Se observarmos a linha do tempo da história da arte, veremos que não foi raro a presença de artistas e escritores com algum tipo de distúrbio psicológico, o que não os impossibilitou de exercer suas genialidades, tampouco os impediu de aliviar suas dores e inquietações no fazer artístico. A literatura tem como matéria-prima a palavra; Ítalo Calvino nos diz: as palavras, como os cristais, têm faces e eixos de rotação com propriedades diferentes, e a luz refrange diferentemente, conforme a maneira como esses cristais-palavras estão orientados, conforme as lâminas polarizantes são cortadas e sobrepostas. Renarde Freire Nobre, em seu artigo sobre escrita artística do pensamento, pontua: Na poesia, as palavras, tal como um cristal translúcido, estão orientadas de modo a gerar iluminuras e sobreposições imagéticas.

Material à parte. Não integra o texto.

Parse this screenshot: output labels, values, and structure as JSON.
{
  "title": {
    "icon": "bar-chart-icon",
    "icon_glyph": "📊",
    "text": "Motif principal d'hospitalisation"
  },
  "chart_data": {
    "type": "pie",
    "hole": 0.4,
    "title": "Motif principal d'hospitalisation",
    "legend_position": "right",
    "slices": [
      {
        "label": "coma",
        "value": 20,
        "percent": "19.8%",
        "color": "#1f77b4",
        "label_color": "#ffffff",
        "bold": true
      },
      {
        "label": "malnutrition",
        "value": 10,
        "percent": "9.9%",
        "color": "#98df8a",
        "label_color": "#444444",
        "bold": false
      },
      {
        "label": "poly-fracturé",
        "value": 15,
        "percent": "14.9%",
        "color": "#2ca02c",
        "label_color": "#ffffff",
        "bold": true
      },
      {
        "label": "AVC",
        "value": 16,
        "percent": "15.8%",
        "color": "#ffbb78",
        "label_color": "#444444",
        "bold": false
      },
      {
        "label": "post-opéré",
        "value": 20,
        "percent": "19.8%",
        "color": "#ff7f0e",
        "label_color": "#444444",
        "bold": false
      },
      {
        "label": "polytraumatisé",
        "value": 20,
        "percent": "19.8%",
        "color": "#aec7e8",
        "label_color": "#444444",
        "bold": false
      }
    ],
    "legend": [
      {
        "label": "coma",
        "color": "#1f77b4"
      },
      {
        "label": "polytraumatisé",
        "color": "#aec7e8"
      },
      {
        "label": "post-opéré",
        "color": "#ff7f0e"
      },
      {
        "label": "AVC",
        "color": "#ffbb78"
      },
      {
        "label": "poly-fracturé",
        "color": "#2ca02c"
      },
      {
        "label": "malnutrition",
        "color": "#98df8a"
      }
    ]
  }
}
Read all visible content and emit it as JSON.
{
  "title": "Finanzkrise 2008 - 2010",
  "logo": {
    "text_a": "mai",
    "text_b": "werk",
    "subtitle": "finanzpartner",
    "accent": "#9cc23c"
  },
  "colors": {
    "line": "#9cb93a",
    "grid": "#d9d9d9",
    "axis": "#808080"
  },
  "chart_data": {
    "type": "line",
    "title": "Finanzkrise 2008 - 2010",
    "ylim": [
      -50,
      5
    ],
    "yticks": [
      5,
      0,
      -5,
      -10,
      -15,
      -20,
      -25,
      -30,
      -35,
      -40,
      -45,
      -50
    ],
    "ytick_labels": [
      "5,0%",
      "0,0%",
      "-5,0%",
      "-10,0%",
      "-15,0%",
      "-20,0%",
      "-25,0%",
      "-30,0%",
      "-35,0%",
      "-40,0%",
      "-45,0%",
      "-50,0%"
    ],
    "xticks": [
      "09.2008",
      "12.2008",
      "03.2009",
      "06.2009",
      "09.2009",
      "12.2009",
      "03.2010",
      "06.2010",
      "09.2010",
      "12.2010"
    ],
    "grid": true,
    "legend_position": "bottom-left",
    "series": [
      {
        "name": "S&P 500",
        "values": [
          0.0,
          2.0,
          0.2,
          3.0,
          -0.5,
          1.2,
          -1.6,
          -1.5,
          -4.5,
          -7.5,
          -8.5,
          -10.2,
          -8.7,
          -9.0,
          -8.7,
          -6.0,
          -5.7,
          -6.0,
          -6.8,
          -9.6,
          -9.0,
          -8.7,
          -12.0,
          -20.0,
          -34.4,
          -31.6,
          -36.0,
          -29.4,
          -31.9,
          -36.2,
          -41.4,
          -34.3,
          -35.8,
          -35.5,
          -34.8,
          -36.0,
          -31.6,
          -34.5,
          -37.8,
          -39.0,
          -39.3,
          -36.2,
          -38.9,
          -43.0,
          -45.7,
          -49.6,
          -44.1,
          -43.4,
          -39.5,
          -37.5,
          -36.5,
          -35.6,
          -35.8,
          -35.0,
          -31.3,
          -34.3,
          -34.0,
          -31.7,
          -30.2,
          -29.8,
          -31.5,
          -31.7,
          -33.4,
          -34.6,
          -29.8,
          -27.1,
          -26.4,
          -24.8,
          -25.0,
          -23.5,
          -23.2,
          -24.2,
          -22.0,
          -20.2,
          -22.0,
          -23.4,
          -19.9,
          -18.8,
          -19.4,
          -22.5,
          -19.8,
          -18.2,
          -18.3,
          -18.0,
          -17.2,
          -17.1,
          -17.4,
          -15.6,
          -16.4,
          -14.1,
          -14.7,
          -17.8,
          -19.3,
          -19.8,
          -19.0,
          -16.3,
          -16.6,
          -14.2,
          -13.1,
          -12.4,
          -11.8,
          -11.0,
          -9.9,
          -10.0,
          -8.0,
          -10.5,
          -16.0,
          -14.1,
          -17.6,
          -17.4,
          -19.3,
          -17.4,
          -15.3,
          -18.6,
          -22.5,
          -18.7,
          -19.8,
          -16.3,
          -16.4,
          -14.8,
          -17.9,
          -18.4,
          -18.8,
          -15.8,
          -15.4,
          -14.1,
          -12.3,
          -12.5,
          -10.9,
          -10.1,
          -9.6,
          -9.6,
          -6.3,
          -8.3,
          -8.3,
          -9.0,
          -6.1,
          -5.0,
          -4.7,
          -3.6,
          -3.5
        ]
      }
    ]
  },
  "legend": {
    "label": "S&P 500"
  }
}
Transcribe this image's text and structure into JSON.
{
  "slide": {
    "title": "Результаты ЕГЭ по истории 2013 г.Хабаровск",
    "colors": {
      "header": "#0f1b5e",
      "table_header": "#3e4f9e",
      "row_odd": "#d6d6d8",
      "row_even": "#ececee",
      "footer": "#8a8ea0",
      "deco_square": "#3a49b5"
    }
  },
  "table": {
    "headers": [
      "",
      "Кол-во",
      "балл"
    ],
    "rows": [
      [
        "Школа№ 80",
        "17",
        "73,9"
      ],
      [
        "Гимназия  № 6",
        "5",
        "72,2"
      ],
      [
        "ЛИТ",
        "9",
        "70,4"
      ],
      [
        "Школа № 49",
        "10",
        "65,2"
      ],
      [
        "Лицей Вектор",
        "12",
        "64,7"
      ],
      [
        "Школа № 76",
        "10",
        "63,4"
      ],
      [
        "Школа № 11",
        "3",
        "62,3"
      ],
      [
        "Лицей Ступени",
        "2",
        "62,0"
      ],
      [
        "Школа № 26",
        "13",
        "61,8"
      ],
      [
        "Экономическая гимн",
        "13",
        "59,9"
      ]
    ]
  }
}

A poesia está guardada nas palavras, escreveu Manoel de Barros, e é nas palavras [poesia] que está o antídoto para a resistência do medo do hoje e da incerteza do amanhã. Ler um poema, seja deitado na cama, ou durante um café, alivia a tensão do espírito, reforça as artérias da esperança e fortalece os ossos do desiludido. A poesia é terapia para nossos dias ansiosos, inquietos e lúgubres. Portanto, bebamos da poesia empregada nas palavras, façamos como Manoel de Barros, pensemos renovar o homem usando borboletas.